Jessica Hyatt

Personal information
- Born: 2005 (age 20–21) Brooklyn, New York

Chess career
- Country: United States
- Peak rating: 2010 (September 2026)

= Jessica Hyatt =

American chess player (born 2005)

Jessica Hyatt (born 2005) is an American chess player who is one of the highest rated African-American females in history. Hyatt beat two grandmaster chess players in 2021 and 2022, being among the few African-American female players to have done it.

==Chess career==
In 2019, Hyatt won the New York State Scholastic Championships and was the 2023 KCF All-Girls Nationals Champion. Hyatt is a 5x National USA Youth Team member.

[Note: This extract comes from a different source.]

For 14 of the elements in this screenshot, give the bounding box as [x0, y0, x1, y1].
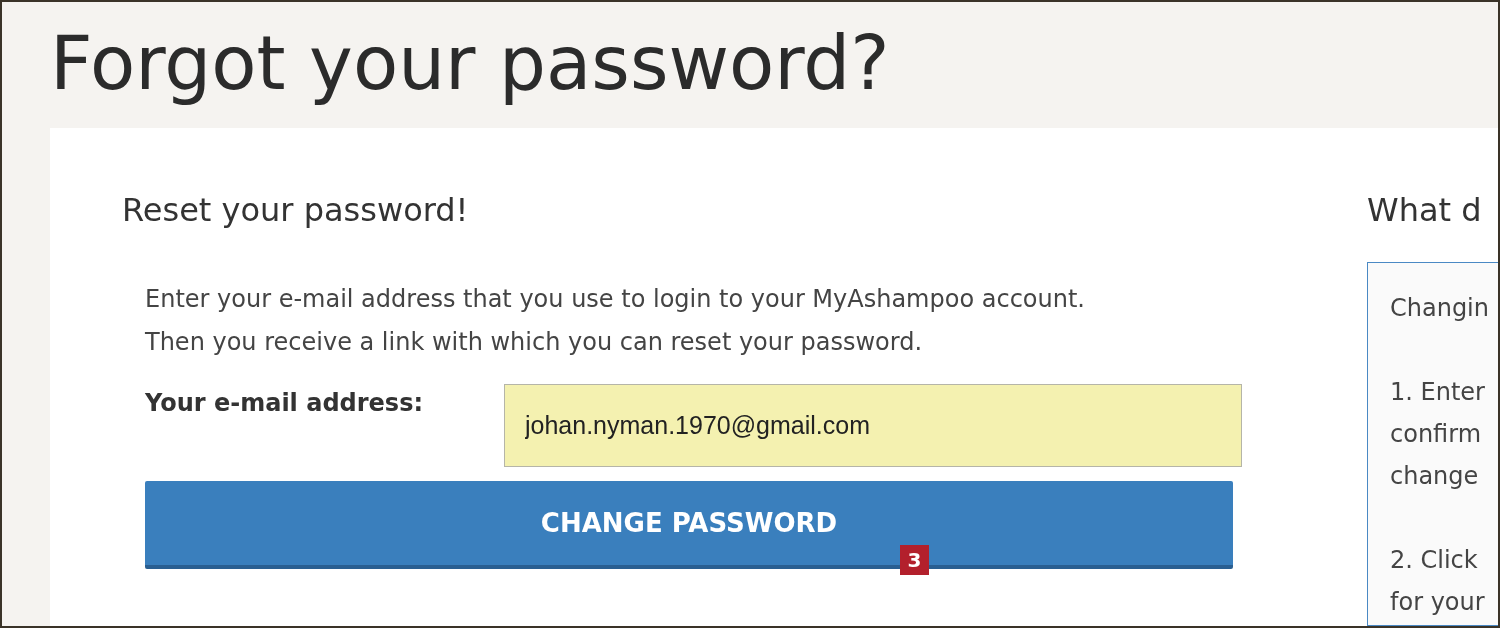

In 2021, she defeated Grandmaster Michael Rohde and in 2022 Grandmaster Abhimanyu Mishra in blitz exhibitions, becoming one of a few African-American female players to have beaten a grandmaster.

In November 2023, she caused an upset at the World Youth Chess Championship, where she (rated 1818) drew with Liya Kurmangaliyeva (rated 2236).

In June 2024, she held a simultaneous exhibition at the Detroit Institute of Arts, where she won all of her games.

In August 2024, Hyatt became the youngest African-American woman to achieve the National Master title, and the second in the world, only one month after Shama Yisrael became the first.

==Personal life==
She attended the Success Academy High School of the Liberal Arts in Manhattan.